The Capital Weather Gang has an entry today in the Washington Post, “Pressure cooker! Washington, D.C. matches record high pressure reading in heat wave”. The value of 5,990 meters has been matched 3 times since 1962.
This value is a pressure measurement, but is not the same as the barometric pressure value you hear on the weather report. It is a record high 500mb geopotential height.
The 500mb refers to an altitude of 18,000 feet. The geopotential height refers to the altitude you need to go to obtain the standard (average pressure) at 18,000 feet. When the air is hot (as it is now in this region of the country), it expands… you have to go higher to get a barometric pressure reading at the average level. Conversely, when it is cold, the air contracts, and you have to go lower to get the average pressure level. Hence, the geopotential height is in meters, an altitude scale.
So this height is clearly correlated to the average temperature in the column of air from the surface up to 18,000 feet. This concept is actually far more useful to meteorologists than surface pressure.

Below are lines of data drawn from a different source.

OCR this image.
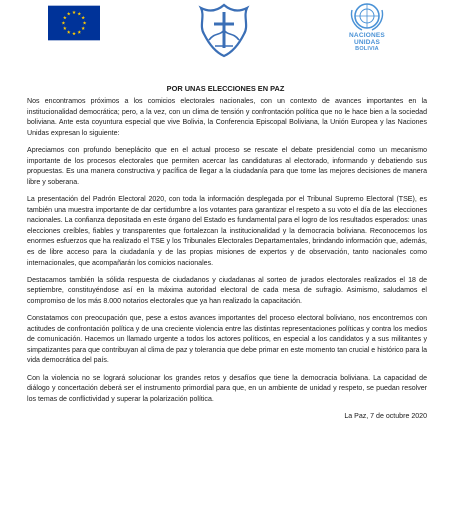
NACIONES
UNIDAS
BOLIVIA
POR UNAS ELECCIONES EN PAZ

Nos encontramos próximos a los comicios electorales nacionales, con un contexto de avances importantes en la institucionalidad democrática; pero, a la vez, con un clima de tensión y confrontación política que no le hace bien a la sociedad boliviana. Ante esta coyuntura especial que vive Bolivia, la Conferencia Episcopal Boliviana, la Unión Europea y las Naciones Unidas expresan lo siguiente:

Apreciamos con profundo beneplácito que en el actual proceso se rescate el debate presidencial como un mecanismo importante de los procesos electorales que permiten acercar las candidaturas al electorado, informando y debatiendo sus propuestas. Es una manera constructiva y pacífica de llegar a la ciudadanía para que tome las mejores decisiones de manera libre y soberana.

La presentación del Padrón Electoral 2020, con toda la información desplegada por el Tribunal Supremo Electoral (TSE), es también una muestra importante de dar certidumbre a los votantes para garantizar el respeto a su voto el día de las elecciones nacionales. La confianza depositada en este órgano del Estado es fundamental para el logro de los resultados esperados: unas elecciones creíbles, fiables y transparentes que fortalezcan la institucionalidad y la democracia boliviana. Reconocemos los enormes esfuerzos que ha realizado el TSE y los Tribunales Electorales Departamentales, brindando información que, además, es de libre acceso para la ciudadanía y de las propias misiones de expertos y de observación, tanto nacionales como internacionales, que acompañarán los comicios nacionales.

Destacamos también la sólida respuesta de ciudadanos y ciudadanas al sorteo de jurados electorales realizados el 18 de septiembre, constituyéndose así en la máxima autoridad electoral de cada mesa de sufragio. Asimismo, saludamos el compromiso de los más 8.000 notarios electorales que ya han realizado la capacitación.

Constatamos con preocupación que, pese a estos avances importantes del proceso electoral boliviano, nos encontremos con actitudes de confrontación política y de una creciente violencia entre las distintas representaciones políticas y contra los medios de comunicación. Hacemos un llamado urgente a todos los actores políticos, en especial a los candidatos y a sus militantes y simpatizantes para que contribuyan al clima de paz y tolerancia que debe primar en este momento tan crucial e histórico para la vida democrática del país.

Con la violencia no se logrará solucionar los grandes retos y desafíos que tiene la democracia boliviana. La capacidad de diálogo y concertación deberá ser el instrumento primordial para que, en un ambiente de unidad y respeto, se puedan resolver los temas de conflictividad y superar la polarización política.

La Paz, 7 de octubre 2020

When the geopotential height is low, then the air above you is compressed. If there are toxins in that air (such as radionuclides), compressing the air column will increase the concentration of toxins in the air you are breathing. Also, there is a counterclockwise rotation around 500mb lows (in the northern hemisphere), and this tends to accumulate material into it. Think of the drain in your bathtub, and how it accumulates hair and other debris as it goes down. So specific radioactivity in the air goes up in these situations (see Miyake et al).
When the geopotential height is high, then the air above you is expanded. Therefore, the concentration of toxins is decreased. However, there are a couple of other factors involved. High pressure brings subsidence, that is, air from the jet stream level is transported down. This raises radioactivity levels if (as now) there are high concentrations of radionuclides at this higher altitude. Also, this weather pattern favors temperature inversions, in which local pollutants are trapped, and there is little wind to blow them away. People living near nuclear power plants will experience higher radiation during this weather pattern.
The recent releases from Fukushima Daiichi linger at a lower altitude than the old stuff in the jet stream that has blowing around the earth the past two years. Consider this: when the radioactive toxins rise through the air, they have a hard time getting on the faster wind track which is higher above. Think of those moving sidewalks at airports. Stepping from a slow one to a fast one takes time and effort. So it might take several months for the radionuclides to step up into the jet stream level.
Personally, this weather pattern in the DC area is an improvement. The past two days are the first time in weeks that my thyroid has NOT been bothering me. Any radioactive iodine coming down from the jet stream level has already decayed some time ago. So, I am getting a much-needed break, even though it is miserably hot and humid outside.